The huge town of St. John’s, the capital of the eastern most province of Canada, Newfoundland and Labrador, looked quiet, yet busy. The accommodation I had booked for two days turned out to be just a few minutes away from central downtown with private parking. Todd, the caretaker of Gower Guest House, seemed a strict sort of guy who wanted his instructions followed to the T. However, he kept a very neat place. Todd explained how most attractions in St. John’s were in close proximity to the guest house. However, the foul weather was not conducive for a walk in the neighbourhood that included the St. John’s harbour.

So I decided to take in some of the attractions that could be done by car. The rain was very slight but the wind was extreme. Signal Hill is just 10 minutes’ drive from the accommodation. The National Historic site is the place where Marconi received the first intercontinental telegraphic message in 1901 and was the ramparts that defended the city and harbour for nearly three centuries. It was prominent in many Wars and has stood the test of time. The final surrender of the French to the British forces in the Seven Years' War had been following the Battle of Signal Hill. The Cabot Tower on Signal Hill was constructed in 1897 to commemorate the Diamond Jubilee of Queen Victoria's reign and 400th year of the landing of John Cabot, the intrepid explorer. The panoramic views of the City and neighbourhood would have been magnificent on a clear day. However, the Atlantic Ocean lapping the shores giving off a pastel green shade and a few icebergs in the distance took me on a short trail walk despite the freezing cold and icy winds. The Tower too was closed due to the inclement weather.

From Signal Hill I drove to Cape Spear which is the easternmost point in Canada and North America. The wind speed was enormous and I almost got blown away from the track I took to the viewing post for a closer glimpse of an iceberg. My cheeks had turned into blocks of ice, well almost.


The best views of icebergs awaited me on the way to Petty Harbor-Maddox Cove, although it was a bit misty. There I had much better views of five icebergs of different sizes and shapes. One had a tunnel through it. These are ones that float here from Eastern Greenland and can be seen on this coast between late May and July, I was told. I was here at the right time. Petty Harbor-Maddox Cove is one of the earliest establishments of European settlers dating back to the late 16th century.

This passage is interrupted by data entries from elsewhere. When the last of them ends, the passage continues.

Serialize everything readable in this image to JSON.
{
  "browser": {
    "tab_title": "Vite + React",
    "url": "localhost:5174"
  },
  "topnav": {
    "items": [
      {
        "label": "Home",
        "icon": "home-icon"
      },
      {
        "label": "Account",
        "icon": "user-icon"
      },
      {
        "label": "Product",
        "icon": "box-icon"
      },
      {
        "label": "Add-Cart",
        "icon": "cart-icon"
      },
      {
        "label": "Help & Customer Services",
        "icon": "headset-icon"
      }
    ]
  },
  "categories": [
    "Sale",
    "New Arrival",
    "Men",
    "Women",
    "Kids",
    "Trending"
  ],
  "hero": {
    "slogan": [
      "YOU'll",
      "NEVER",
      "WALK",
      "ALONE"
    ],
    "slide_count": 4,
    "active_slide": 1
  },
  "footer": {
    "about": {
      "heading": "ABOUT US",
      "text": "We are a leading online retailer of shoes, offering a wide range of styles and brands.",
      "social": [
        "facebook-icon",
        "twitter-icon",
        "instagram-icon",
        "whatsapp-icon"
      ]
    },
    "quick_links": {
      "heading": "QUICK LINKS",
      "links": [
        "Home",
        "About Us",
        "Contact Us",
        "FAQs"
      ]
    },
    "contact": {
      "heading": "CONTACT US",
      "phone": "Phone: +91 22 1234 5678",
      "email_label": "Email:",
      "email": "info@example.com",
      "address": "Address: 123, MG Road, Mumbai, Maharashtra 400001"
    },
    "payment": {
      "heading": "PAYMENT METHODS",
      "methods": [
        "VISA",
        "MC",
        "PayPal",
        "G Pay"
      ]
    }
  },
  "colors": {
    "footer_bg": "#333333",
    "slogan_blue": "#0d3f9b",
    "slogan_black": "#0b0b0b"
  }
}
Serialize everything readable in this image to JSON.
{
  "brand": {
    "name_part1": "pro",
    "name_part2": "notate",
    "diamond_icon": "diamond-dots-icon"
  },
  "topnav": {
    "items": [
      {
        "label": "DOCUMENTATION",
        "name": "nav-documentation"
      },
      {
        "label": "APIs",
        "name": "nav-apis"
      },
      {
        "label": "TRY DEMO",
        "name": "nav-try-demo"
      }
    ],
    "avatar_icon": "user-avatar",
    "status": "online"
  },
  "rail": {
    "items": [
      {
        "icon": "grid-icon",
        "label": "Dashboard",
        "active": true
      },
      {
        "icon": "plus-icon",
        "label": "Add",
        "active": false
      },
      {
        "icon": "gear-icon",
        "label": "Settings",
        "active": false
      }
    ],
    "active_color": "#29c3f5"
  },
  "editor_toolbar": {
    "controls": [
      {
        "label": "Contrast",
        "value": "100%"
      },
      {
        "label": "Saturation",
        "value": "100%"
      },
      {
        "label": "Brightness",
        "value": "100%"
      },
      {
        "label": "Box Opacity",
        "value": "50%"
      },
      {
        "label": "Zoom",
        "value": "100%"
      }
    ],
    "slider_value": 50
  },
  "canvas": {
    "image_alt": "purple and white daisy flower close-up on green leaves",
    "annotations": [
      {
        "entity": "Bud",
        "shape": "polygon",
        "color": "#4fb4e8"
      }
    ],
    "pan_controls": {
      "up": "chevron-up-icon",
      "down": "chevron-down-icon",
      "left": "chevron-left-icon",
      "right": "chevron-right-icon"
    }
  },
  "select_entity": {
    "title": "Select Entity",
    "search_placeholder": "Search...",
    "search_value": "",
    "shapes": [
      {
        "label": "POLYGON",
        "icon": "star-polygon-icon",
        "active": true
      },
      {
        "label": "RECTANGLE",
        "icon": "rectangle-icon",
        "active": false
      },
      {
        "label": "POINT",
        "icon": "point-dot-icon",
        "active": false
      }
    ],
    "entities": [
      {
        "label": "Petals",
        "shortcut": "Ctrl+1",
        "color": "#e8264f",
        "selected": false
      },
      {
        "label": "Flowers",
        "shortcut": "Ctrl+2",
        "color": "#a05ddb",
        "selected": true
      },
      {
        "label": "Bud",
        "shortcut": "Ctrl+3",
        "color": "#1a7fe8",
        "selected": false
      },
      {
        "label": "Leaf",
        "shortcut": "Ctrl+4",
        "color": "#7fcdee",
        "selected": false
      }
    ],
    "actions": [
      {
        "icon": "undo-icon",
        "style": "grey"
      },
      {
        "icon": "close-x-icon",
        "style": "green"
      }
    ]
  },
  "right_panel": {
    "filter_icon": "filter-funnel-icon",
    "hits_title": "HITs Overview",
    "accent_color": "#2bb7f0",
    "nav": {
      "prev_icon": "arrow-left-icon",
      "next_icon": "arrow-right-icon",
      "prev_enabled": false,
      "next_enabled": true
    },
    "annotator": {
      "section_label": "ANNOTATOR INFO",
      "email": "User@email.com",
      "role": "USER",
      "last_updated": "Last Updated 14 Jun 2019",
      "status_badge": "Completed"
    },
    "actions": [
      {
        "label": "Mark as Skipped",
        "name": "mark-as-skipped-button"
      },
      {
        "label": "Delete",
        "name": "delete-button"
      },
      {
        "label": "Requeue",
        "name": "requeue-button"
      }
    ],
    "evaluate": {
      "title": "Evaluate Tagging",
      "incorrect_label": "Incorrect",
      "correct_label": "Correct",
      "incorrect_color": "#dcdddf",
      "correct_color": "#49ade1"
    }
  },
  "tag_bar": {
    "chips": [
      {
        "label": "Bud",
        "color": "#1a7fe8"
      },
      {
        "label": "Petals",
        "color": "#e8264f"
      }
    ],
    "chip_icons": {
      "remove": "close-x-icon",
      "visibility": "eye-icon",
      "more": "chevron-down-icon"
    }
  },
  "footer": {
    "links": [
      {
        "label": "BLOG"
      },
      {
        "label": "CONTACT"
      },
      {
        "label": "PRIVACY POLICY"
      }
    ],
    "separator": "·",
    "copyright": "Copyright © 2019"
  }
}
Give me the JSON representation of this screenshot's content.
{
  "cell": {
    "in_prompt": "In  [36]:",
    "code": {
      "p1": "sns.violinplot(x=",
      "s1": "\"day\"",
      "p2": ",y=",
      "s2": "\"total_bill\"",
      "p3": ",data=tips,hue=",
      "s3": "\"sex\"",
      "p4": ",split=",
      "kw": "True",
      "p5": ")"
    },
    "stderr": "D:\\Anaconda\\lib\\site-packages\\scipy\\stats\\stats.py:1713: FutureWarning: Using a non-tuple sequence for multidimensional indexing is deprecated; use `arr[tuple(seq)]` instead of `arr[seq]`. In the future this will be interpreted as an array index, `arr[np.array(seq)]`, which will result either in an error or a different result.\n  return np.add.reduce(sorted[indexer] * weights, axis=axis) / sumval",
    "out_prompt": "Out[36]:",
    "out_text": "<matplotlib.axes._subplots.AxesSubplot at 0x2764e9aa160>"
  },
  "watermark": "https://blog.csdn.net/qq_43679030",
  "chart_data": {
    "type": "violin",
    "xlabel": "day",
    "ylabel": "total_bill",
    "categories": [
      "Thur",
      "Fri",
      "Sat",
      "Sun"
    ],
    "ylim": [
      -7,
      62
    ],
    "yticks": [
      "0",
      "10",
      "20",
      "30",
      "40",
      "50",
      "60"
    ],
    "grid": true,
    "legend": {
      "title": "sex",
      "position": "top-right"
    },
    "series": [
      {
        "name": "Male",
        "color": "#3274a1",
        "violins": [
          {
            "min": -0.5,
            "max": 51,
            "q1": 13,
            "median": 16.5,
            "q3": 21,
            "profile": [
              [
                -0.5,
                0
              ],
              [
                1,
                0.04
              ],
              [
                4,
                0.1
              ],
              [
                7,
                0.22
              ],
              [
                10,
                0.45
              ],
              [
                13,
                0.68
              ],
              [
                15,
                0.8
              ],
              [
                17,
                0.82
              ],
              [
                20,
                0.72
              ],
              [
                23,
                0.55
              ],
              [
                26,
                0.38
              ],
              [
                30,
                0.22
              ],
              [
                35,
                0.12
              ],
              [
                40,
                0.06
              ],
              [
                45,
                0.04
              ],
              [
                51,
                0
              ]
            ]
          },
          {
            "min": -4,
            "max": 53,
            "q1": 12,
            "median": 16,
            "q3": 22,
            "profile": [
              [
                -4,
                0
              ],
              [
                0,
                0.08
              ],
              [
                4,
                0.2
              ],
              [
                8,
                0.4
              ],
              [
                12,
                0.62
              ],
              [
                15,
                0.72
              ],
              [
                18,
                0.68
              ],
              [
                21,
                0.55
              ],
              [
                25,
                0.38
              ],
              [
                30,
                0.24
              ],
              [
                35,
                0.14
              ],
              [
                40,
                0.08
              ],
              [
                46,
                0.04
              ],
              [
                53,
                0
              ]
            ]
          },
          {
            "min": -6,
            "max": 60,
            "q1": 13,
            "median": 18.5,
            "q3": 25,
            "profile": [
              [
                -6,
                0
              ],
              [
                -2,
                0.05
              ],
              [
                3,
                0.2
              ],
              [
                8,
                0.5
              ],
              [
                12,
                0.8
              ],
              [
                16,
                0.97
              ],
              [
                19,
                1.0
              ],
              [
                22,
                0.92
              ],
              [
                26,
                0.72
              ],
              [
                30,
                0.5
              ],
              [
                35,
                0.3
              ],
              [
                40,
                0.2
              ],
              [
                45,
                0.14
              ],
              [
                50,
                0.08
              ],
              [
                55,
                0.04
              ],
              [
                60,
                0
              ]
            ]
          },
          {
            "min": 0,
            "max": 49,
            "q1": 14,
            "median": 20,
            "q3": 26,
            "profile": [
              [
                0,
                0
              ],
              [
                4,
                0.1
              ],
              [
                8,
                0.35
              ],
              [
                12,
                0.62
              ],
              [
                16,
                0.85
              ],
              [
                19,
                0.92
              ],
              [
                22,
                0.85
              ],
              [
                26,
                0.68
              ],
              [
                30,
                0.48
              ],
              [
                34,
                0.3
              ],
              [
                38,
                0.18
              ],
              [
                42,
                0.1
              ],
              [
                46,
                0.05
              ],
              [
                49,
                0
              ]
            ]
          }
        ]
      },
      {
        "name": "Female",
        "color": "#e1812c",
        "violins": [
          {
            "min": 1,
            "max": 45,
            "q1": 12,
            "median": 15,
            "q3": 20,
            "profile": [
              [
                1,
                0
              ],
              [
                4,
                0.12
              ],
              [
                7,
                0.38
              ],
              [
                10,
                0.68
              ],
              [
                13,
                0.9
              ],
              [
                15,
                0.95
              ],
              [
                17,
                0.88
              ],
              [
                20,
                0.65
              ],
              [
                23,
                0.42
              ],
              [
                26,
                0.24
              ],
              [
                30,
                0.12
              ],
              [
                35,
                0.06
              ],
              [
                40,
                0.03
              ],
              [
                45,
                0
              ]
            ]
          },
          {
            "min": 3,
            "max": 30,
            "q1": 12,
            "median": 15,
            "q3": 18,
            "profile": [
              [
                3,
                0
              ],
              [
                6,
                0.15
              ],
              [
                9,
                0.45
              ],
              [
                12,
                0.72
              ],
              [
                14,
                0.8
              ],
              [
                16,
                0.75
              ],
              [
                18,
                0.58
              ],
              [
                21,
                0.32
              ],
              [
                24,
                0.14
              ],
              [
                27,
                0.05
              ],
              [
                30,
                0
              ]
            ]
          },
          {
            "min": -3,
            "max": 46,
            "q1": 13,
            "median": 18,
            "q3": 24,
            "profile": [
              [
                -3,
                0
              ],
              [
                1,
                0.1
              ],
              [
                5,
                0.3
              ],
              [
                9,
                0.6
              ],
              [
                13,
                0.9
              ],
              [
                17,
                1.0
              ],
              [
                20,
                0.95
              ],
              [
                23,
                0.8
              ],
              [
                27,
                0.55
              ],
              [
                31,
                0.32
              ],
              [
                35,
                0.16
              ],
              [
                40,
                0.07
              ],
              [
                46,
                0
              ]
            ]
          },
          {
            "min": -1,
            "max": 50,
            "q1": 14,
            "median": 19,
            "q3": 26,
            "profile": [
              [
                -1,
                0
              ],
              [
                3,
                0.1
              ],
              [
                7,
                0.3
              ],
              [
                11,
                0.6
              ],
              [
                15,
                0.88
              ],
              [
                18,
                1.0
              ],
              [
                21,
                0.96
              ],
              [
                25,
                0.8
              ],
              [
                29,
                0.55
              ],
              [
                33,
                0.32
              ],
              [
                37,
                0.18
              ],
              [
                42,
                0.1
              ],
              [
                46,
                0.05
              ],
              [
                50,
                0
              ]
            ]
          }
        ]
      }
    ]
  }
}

What took me to Petty Harbor, however, was the highly recommended Chafe's Landing Restaurant. It took me a while to get parking. The restaurant was very busy serving up lobsters and other sea food to its long line of customers. I went through the very impressive menu and weighed options between fish and chips and moose stew. Finally, I decided on the former. The large portion of fries, sauce, dressing and two batter fried cod fillets were too much for one person. I quietly sipped on a peg of ‘Navy’ rum and Pepsi while enjoying the fish and chips. I had to leave some fries behind despite my best efforts. The batter fried fish would have certainly tasted better with a dash of Tabasco and lime.

By the time I returned to the guest house my thoughts were on the morrow. I hoped that the weather would turn for the better so that I could enjoy the lovely city on foot.